Single mutation in the flavivirus envelope protein hinge region increases neurovirulence for mice and monkeys but decreases viscerotropism for monkeys: relevance to development and safety testing of live, attenuated vaccines

Abstract

A chimeric yellow fever (YF) virus/Japanese encephalitis (JE) virus vaccine (ChimeriVax-JE) was constructed by insertion of the prM-E genes from the attenuated JE virus SA14-14-2 vaccine strain into a full-length cDNA clone of YF 17D virus. Passage in fetal rhesus lung (FRhL) cells led to the emergence of a small-plaque virus containing a single Met-->Lys amino acid mutation at E279, reverting this residue from the SA14-14-2 to the wild-type amino acid. A similar virus was also constructed by site-directed mutagenesis (J. Arroyo, F. Guirakhoo, S. Fenner, Z.-X. Zhang, T. P. Monath, and T. J. Chambers, J. Virol. 75:934-942, 2001).
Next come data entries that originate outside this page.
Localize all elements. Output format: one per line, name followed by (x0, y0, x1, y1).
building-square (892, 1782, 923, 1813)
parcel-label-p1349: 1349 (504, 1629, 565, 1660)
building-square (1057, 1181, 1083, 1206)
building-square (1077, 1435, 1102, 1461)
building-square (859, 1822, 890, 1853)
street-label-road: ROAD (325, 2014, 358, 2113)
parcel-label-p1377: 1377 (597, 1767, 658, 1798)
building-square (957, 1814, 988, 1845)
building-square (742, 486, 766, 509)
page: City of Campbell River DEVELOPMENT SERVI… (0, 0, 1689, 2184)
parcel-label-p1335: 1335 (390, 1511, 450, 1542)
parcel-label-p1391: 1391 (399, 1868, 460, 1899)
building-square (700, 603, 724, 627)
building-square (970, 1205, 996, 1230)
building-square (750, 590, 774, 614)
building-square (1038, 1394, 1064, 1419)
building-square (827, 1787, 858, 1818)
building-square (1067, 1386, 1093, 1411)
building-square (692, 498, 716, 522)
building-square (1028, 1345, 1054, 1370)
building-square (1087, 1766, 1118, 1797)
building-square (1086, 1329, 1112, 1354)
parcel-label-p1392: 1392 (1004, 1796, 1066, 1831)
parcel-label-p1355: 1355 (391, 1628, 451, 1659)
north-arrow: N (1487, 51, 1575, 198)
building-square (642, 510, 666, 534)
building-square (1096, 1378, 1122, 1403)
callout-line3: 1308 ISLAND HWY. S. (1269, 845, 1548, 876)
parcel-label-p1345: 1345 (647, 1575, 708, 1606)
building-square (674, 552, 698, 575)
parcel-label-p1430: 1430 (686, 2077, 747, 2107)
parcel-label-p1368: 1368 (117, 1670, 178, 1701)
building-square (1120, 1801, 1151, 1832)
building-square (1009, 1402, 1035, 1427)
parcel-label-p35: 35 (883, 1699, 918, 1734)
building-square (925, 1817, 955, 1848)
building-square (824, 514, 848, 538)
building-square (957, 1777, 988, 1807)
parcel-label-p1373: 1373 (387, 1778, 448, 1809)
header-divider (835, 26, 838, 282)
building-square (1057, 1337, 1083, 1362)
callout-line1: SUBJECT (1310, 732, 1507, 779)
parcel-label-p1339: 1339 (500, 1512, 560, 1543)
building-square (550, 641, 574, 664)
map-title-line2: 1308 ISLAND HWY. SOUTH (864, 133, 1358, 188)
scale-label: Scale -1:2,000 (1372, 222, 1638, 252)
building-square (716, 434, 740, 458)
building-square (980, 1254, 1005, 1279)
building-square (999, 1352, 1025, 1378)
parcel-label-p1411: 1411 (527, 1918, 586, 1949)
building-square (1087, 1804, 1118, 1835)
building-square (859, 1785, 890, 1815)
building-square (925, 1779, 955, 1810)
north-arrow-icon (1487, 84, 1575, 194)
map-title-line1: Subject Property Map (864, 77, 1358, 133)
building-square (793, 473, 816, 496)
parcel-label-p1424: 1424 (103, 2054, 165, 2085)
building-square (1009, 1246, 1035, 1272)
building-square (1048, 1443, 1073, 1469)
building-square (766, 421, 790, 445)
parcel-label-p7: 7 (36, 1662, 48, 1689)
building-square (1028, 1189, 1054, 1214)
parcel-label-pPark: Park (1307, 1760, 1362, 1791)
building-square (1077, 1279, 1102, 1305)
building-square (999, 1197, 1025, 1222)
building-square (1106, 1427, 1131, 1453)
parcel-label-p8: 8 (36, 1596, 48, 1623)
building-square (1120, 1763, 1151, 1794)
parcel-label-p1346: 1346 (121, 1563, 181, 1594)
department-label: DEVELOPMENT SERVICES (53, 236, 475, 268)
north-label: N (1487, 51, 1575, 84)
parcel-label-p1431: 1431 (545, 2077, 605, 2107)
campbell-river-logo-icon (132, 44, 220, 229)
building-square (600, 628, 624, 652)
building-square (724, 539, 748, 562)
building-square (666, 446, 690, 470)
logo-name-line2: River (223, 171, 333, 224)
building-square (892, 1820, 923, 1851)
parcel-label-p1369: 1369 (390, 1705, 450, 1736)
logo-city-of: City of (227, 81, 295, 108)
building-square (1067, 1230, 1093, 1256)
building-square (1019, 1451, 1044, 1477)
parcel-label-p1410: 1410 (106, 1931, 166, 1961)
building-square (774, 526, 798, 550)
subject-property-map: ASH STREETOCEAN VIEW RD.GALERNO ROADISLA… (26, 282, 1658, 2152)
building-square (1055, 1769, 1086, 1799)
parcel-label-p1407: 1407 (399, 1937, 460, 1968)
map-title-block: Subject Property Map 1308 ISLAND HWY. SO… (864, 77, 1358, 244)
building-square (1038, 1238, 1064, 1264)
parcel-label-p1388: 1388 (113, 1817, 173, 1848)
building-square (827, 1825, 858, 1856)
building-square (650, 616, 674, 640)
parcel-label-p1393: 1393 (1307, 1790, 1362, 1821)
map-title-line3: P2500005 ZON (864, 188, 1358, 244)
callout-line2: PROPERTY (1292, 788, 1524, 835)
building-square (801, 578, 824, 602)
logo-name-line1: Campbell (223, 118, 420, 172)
The E279 mutation is located in a beta-sheet in the hinge region of the E protein that is responsible for a pH-dependent conformational change during virus penetration from the endosome into the cytoplasm of the infected cell. In independent transfection-passage studies with FRhL or Vero cells, mutations appeared most frequently in hinge 4 (bounded by amino acids E266 to E284), reflecting genomic instability in this functionally important region. The E279 reversion caused a significant increase in neurovirulence as determined by the 50% lethal dose and survival distribution in suckling mice and by histopathology in rhesus monkeys. Based on sensitivity and comparability of results with those for monkeys, the suckling mouse is an appropriate host for safety testing of flavivirus vaccine candidates for neurotropism. After intracerebral inoculation, the E279 Lys virus was restricted with respect to extraneural replication in monkeys, as viremia and antibody levels (markers of viscerotropism) were significantly reduced compared to those for the E279 Met virus. These results are consistent with the observation that empirically derived vaccines developed by mouse brain passage of dengue and YF viruses have increased neurovirulence for mice but reduced viscerotropism for humans.

FIG. 1.

Plaque size variation. (A) ChimeriVax-JE FRhL₃ (large plaque); (B) ChimeriVax-JE FRhL₅ (small plaque). Plaques were stained using rabbit anti-JE virus antiserum followed by anti-rabbit immunoglobulin G-horseradish peroxidase.

FIG. 2.

Survival distributions for YF-VAX and ChimeriVax-JE constructs with and without a mutation at E279 (M→K). Four-day-old suckling mice were inoculated by the i.c. route with approximately 0.7 log₁₀ PFU (A), approximately 1.7 log₁₀ PFU (B), and approximately 2.7 log₁₀ PFU (C).

FIG. 3.

Regression analysis of mortality versus virus dose, showing similar slopes and parallel lines for viruses with (FRhL₅) and without (FRhL₃) the Met→Lys reversion, allowing statistical comparison. The FRhL₅ virus was 18.52 times more potent (virulent) than FRhL₃ (P < 0.0001).

FIG. 4.

Independent RNA transfection and passage series of ChimeriVax-JE virus in FRhL and Vero cells, showing emergence of mutations in the prM-E genes by passage level.

FIG. 5.

Three-dimensional model of the JE virus envelope glycoprotein ectodomain showing locations of mutations in the hinge region occurring with adaptation in FRhL or Vero cells (see Fig. 3). The sequence of the JE virus envelope glycoprotein (strain JaOArS982) (32) was aligned to one of the TBE virus structural template (31) as an input for automated homology modeling building by the method of SegMod (segment match modeling) using LOOK software (Molecular Application Group, Palo Alto, Calif.). The three domains are colored red (domain I), yellow (domain II), and blue (domain III).